Baskets of bouquets, boutonnieres and flower girls. Flowers can be considered as one of the most essential things for a wedding. With about 2.47 million weddings taking place in the US this year, 2022 will have the most weddings since 1984, according to Wedding Reports, a research company that tracks and forecasts wedding industry data.

Chicago is on par with this national trend. Last year, Cook County, which saw 25,869 weddings in 2021, ranked fourth out of 3,109 counties for the most marriages, according to the Wedding Report.

Celebrations postponed due to COVID-19 are one of the cited reasons for the boom. And while florists are seeing a growth in the business, they must also know how to meet the high demand with a shortage of flowers.

So far this year, demand has been overwhelming, said Tara Weavers, creative director and lead designer of TaxFlora, a flower shop in Logan Square.

“The number of inquiries we were receiving for 2022 weddings last year was almost unbearable and we are still receiving requests for 2022 weddings,” Weavers said.

Weavers has arranged flower arrangements for 12 weddings so far and more than a dozen are scheduled for the rest of the year.

“I was working more than 80 hours a week and pulling all-nighters on a weekly basis,” Weavers said. “When booking 2022 weddings last year, I set a strict limit on how many weddings I have booked for this year so as not to compromise the integrity of our work for our couples.”

Weavers said they aim for TaxFlora customers to have a design that is uniquely theirs.

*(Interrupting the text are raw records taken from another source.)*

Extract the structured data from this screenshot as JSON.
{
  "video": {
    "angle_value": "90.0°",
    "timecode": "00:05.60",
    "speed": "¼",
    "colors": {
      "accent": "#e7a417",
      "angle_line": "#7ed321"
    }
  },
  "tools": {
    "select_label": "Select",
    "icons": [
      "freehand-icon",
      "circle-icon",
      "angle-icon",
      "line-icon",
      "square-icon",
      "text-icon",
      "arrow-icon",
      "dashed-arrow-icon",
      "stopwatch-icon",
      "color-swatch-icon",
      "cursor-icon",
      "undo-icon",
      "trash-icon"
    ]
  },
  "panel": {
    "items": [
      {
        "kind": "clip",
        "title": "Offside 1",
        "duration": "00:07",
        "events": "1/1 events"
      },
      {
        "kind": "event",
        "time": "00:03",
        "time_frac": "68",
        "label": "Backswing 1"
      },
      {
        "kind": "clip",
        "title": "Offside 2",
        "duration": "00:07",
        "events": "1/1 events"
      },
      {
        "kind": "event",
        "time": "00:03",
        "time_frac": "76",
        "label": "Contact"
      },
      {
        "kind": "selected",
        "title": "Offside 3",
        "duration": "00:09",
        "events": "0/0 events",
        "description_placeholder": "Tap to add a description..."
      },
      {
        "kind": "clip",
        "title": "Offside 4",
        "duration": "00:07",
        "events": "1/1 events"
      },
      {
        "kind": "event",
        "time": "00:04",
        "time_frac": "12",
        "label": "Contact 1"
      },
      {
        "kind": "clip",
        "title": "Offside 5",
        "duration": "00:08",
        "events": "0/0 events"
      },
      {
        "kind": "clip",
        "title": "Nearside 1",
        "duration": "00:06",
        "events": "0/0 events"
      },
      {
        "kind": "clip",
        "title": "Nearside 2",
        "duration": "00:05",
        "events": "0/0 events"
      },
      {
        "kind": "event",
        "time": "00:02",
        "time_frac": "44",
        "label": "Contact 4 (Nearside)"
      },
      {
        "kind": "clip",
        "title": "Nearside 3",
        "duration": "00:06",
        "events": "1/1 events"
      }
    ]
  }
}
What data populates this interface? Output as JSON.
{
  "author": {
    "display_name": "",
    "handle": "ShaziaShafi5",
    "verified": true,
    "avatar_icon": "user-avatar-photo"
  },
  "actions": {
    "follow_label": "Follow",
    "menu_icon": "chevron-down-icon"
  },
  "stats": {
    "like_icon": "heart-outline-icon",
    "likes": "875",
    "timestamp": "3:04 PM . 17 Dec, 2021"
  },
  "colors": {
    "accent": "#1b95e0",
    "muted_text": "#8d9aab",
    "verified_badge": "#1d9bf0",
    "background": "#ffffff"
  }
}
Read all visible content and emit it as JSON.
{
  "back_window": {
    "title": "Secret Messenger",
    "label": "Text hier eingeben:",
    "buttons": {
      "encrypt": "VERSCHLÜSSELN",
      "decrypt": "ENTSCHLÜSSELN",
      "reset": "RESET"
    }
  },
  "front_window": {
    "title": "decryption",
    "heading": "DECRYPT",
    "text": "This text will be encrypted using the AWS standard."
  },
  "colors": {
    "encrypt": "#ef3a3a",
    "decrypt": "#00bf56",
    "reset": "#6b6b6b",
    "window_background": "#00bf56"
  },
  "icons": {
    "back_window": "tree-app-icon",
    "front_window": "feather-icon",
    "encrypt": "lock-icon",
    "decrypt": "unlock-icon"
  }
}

But to do so, she had to navigate providing the newlyweds as soon as possible with a shortage of the “usual suspects” such as peonies, ranunculus, and roses.

“Every day since COVID-19 there seems to be a new problem to solve,” Weavers said. “We have so many farms closed and suppliers are unable to provide our basic products that we are constantly pivoting and striving to provide our customers with what they want.”

Molly Kobelt, co-founder of Field & Florist, a flower farm and floral design studio with retail locations in Wicker Park and the Monadnock Building in the South Loop, is facing similar challenges to meet high demand, especially As well as securing hardgoods like vases and candles from .

“Previously, we used to get one to two inquiries a day,” Kobelt said. “Now, we regularly get four to six a day for weddings of all sizes.

“By the end of the year, we will have done 25 large-scale weddings and over 50 small events,” Kobelt said. “We are also receiving more last-minute requests than ever before.”

Field & Florist has a flower farm in Sawyer, Michigan, and grows flowers between April and October. Kobelt said and seasonal flowers are at the core of his business and design work.

“Now more than ever, we are relying on using seasonal blooms from our farm and other farms,” ​​Kobelt said. “Growing many of our own flowers allows us to focus on getting specialty varieties and colors not commonly seen in wholesale markets.”

Over the years, Kobelt said he noticed that muted rust and peach have remained popular.

Kobelt explained that Fields and Florists would have to limit the number of weddings based on the number of employees. Since the shop has two retail locations, the bandwidth thins between May and September when farming season and wedding season coincide.

Despite these obstacles, Kobelt said Fields and Florists will continue to focus on sustainable growing practices and unique blooms to attract people to their garden-inspired stores.